'User agent' is a great idea that has been weirdly perverted.
Nobody these days (even highly technical people) has a user agent. (Maybe @drwho does.)
A user agent is a piece of software controlled by the *user*, that performs the automatic tasks the *user* has instructed it to. It communicates with other user agents, automatically, on the user's behalf.
Today, the term 'user agent' means 'long, misleading browser-lineage-identification string'. It identifies one of ~3 corporations.
Imagine if we actually *had* user agents.
Like, imagine if our computers were doing things we wanted them to do, automatically, on the network. And, it was our computers doing these things, instead of a rental service like ifttt or google alerts that's selling info on the back end. Imagine if they stopped doing things when we told them to stop.
Imagine if non-technical users had this too.
@enkiv2 I remember I think it was the early 1990s, lots of talk about 'software agents'. They were sort of the buzzword term, the 'neural networks' of that decade.
I don't really understand even now what lab that hype came from, and why it went away?
@natecull @enkiv2 i've never really found the "software agents" line of thinking very compelling, or at least it hasn't been very compellingly _presented_. it always felt like hype in much the way that VR or that weird brief period when XML was going to save the world did.
on the other hand, if the idea is just that people should own and control computers which do things with their data in their interests, well, that sure does sound like a pleasant contrast to the status quo.
@brennen I can say that even the term "software agent" sounds sort of dull, uninterestingly hands-off, and like something the average person wouldn't think they needed or was qualified to mess with.
Exactly the opposite of the hands-on, approachable, and self-ownership feel that future tech stuff needs to have.
and then the success of the 'search enginet' model, and Google with it, sort of led to the idea of the 'agent' being a personalised service provided by Extremely Large Corporations rather than an actual thing you'd own and control
so the 'agent' got replaced by the idea of 'portal', then 'portal' as a buzzword got replaced by 'app' after the iPhone got big and mobile became the interface to the same Extremely Large Corporation pretending to be your tiny friend
so now we get companies like Trivago advertising comparison services on TV, and the company-service-slash-app-slash-website-slash-portal-slash-agent they provide is essentially the same idea as those 1990s 'shopping agent' concepts? At least that's what they claim.
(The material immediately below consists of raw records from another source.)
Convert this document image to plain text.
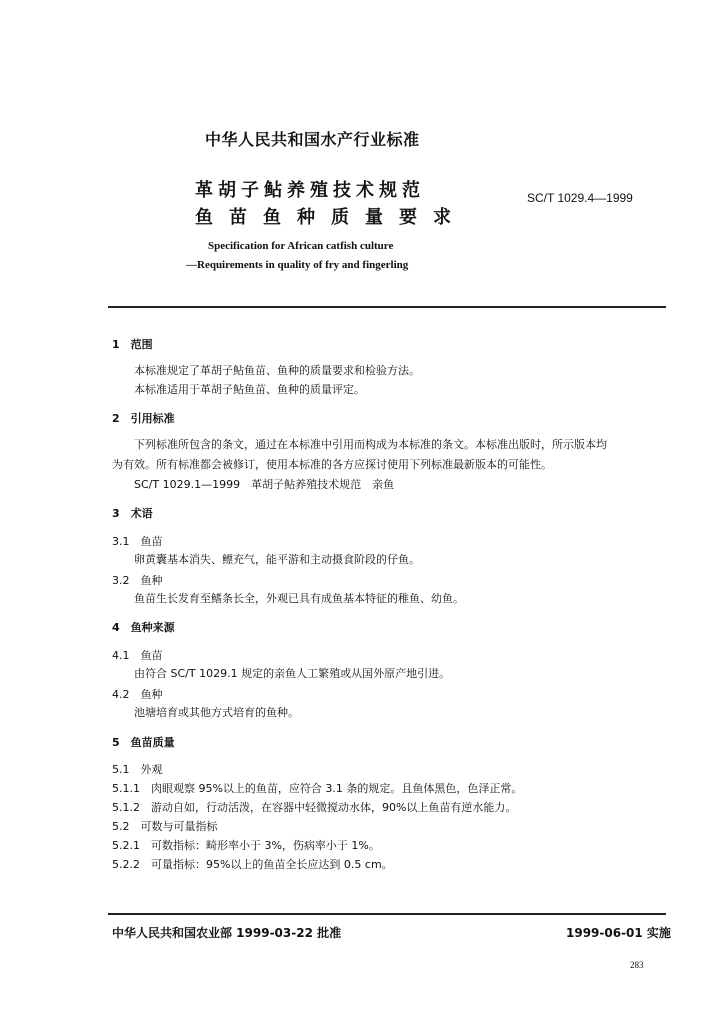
中华人民共和国水产行业标准
革胡子鲇养殖技术规范
鱼苗鱼种质量要求
SC/T 1029.4—1999
Specification for African catfish culture
—Requirements in quality of fry and fingerling
1　范围
本标准规定了革胡子鲇鱼苗、鱼种的质量要求和检验方法。
本标准适用于革胡子鲇鱼苗、鱼种的质量评定。
2　引用标准
下列标准所包含的条文，通过在本标准中引用而构成为本标准的条文。本标准出版时，所示版本均
为有效。所有标准都会被修订，使用本标准的各方应探讨使用下列标准最新版本的可能性。
SC/T 1029.1—1999　革胡子鲇养殖技术规范　亲鱼
3　术语
3.1　鱼苗
卵黄囊基本消失、鳔充气，能平游和主动摄食阶段的仔鱼。
3.2　鱼种
鱼苗生长发育至鳍条长全，外观已具有成鱼基本特征的稚鱼、幼鱼。
4　鱼种来源
4.1　鱼苗
由符合 SC/T 1029.1 规定的亲鱼人工繁殖或从国外原产地引进。
4.2　鱼种
池塘培育或其他方式培育的鱼种。
5　鱼苗质量
5.1　外观
5.1.1　肉眼观察 95%以上的鱼苗，应符合 3.1 条的规定。且鱼体黑色，色泽正常。
5.1.2　游动自如，行动活泼，在容器中轻微搅动水体，90%以上鱼苗有逆水能力。
5.2　可数与可量指标
5.2.1　可数指标：畸形率小于 3%，伤病率小于 1%。
5.2.2　可量指标：95%以上的鱼苗全长应达到 0.5 cm。
中华人民共和国农业部 1999-03-22 批准	1999-06-01 实施
283
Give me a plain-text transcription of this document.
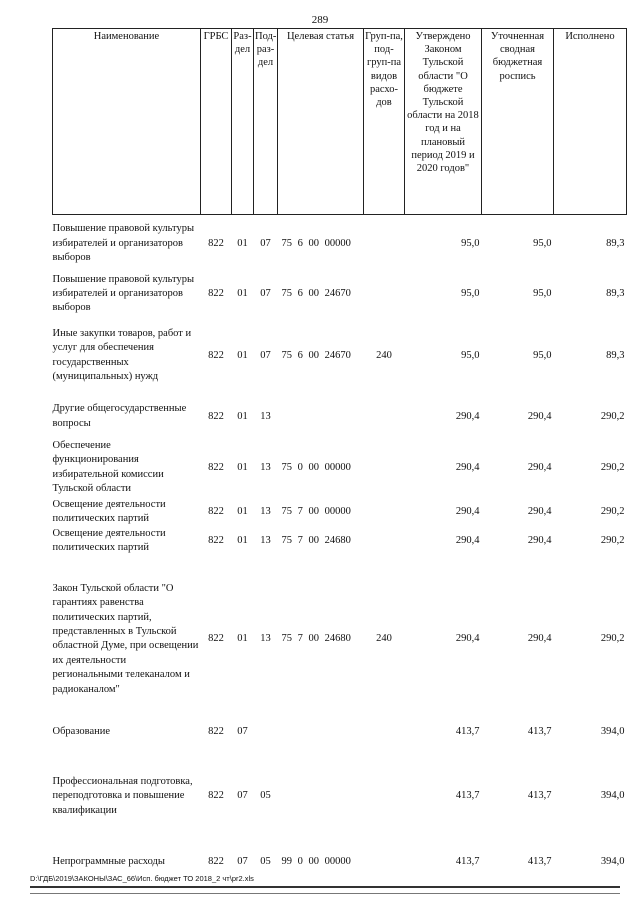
289
Наименование	ГРБС	Раз-дел	Под-раз-дел	Целевая статья	Груп-па, под-груп-па видов расхо-дов	Утверждено Законом Тульской области "О бюджете Тульской области на 2018 год и на плановый период 2019 и 2020 годов"	Уточненная сводная бюджетная роспись	Исполнено
Повышение правовой культуры избирателей и организаторов выборов	822	01	07	75 6 00 00000		95,0	95,0	89,3
Повышение правовой культуры избирателей и организаторов выборов	822	01	07	75 6 00 24670		95,0	95,0	89,3
Иные закупки товаров, работ и услуг для обеспечения государственных (муниципальных) нужд	822	01	07	75 6 00 24670	240	95,0	95,0	89,3
Другие общегосударственные вопросы	822	01	13			290,4	290,4	290,2
Обеспечение функционирования избирательной комиссии Тульской области	822	01	13	75 0 00 00000		290,4	290,4	290,2
Освещение деятельности политических партий	822	01	13	75 7 00 00000		290,4	290,4	290,2
Освещение деятельности политических партий	822	01	13	75 7 00 24680		290,4	290,4	290,2

Закон Тульской области "О гарантиях равенства политических партий, представленных в Тульской областной Думе, при освещении их деятельности региональными телеканалом и радиоканалом"	822	01	13	75 7 00 24680	240	290,4	290,4	290,2

Образование	822	07				413,7	413,7	394,0

Профессиональная подготовка, переподготовка и повышение квалификации	822	07	05			413,7	413,7	394,0

Непрограммные расходы	822	07	05	99 0 00 00000		413,7	413,7	394,0
D:\ГДБ\2019\ЗАКОНЫ\ЗАС_66\Исп. бюджет ТО 2018_2 чт\pr2.xls
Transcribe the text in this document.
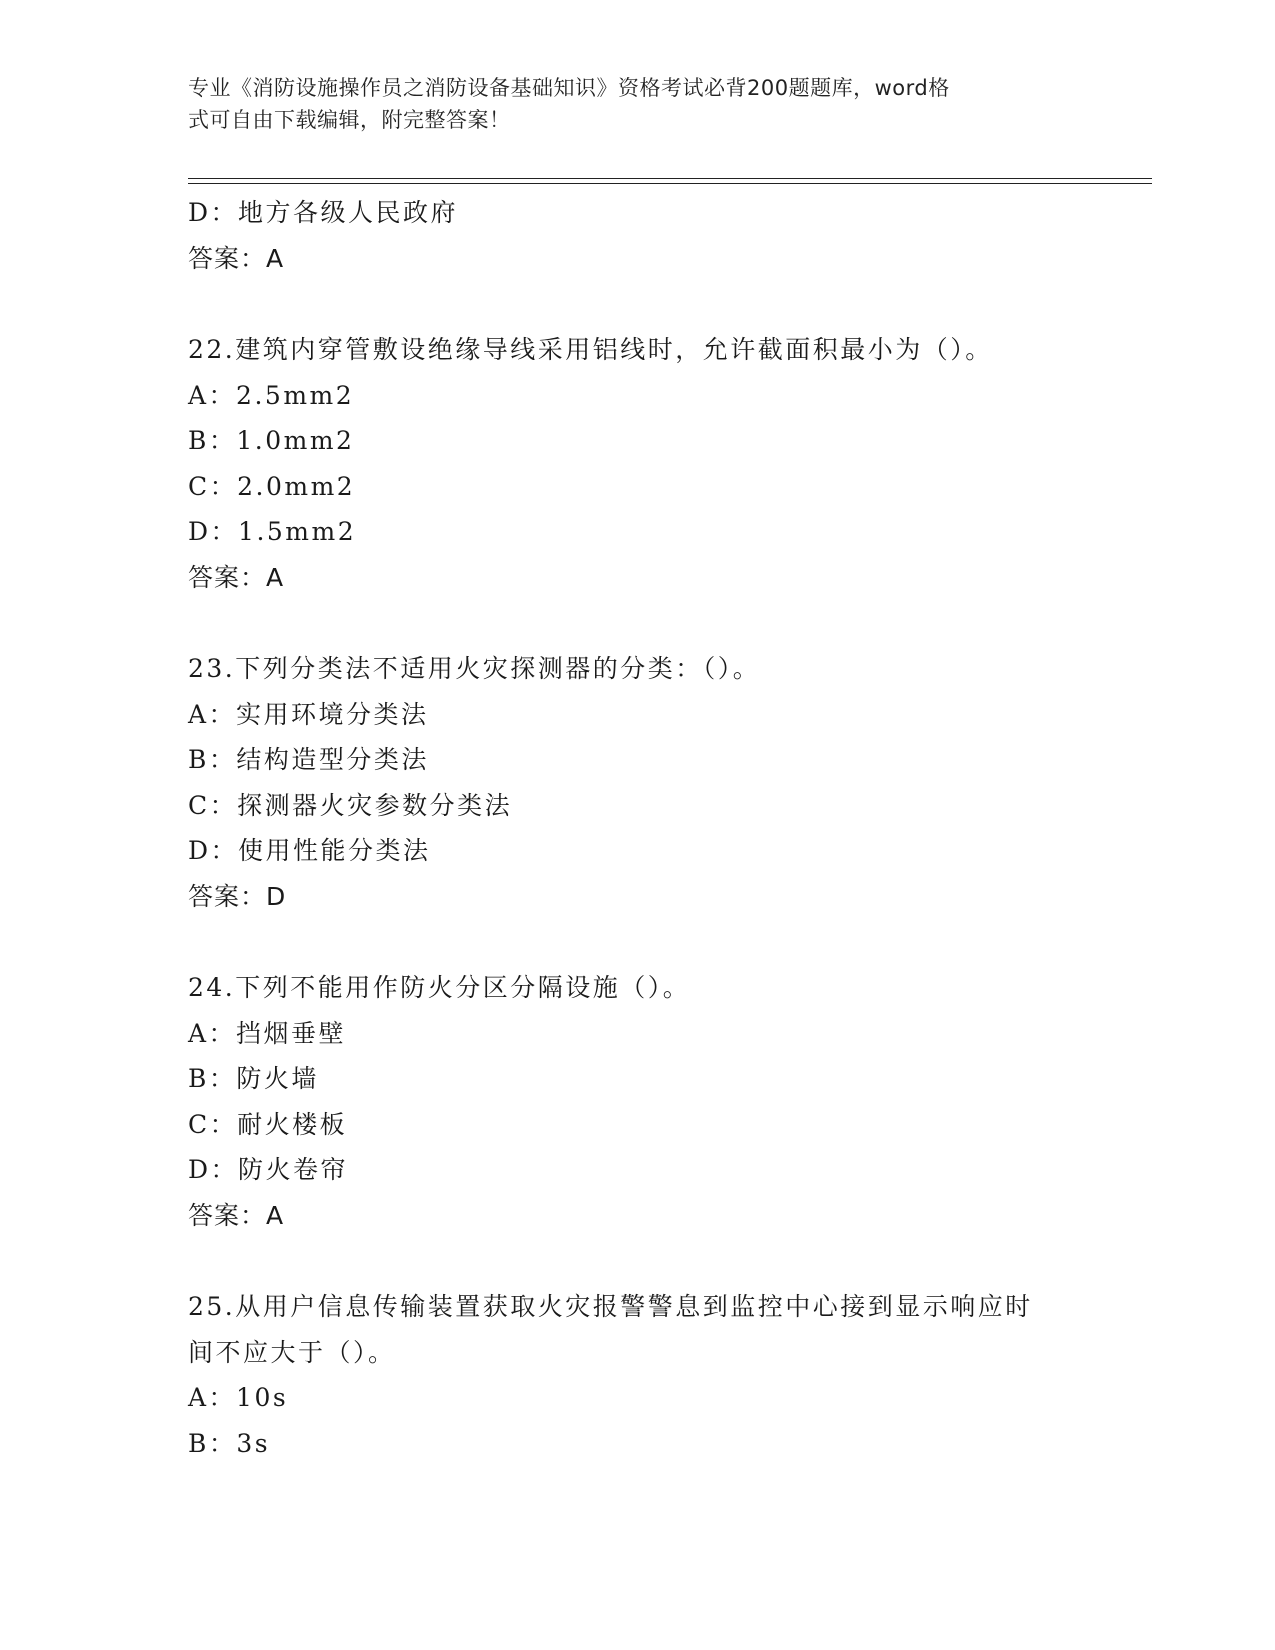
专业《消防设施操作员之消防设备基础知识》资格考试必背200题题库，word格
式可自由下载编辑，附完整答案！
D：地方各级人民政府
答案：A
22.建筑内穿管敷设绝缘导线采用铝线时，允许截面积最小为（）。
A：2.5mm2
B：1.0mm2
C：2.0mm2
D：1.5mm2
答案：A
23.下列分类法不适用火灾探测器的分类：（）。
A：实用环境分类法
B：结构造型分类法
C：探测器火灾参数分类法
D：使用性能分类法
答案：D
24.下列不能用作防火分区分隔设施（）。
A：挡烟垂壁
B：防火墙
C：耐火楼板
D：防火卷帘
答案：A
25.从用户信息传输装置获取火灾报警警息到监控中心接到显示响应时
间不应大于（）。
A：10s
B：3s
But how do you know they're not messing you around? they almost certainly are or how would they make money?
@natecull You're nailing it here.
I think people need to take a look at how much sunshine they let be blown up their butts too, though. Being sold "experiences" and "services" (that turned out to be data-mining ventures) was presented as more aspirational than owning or doing anything for yourself, and people went with it.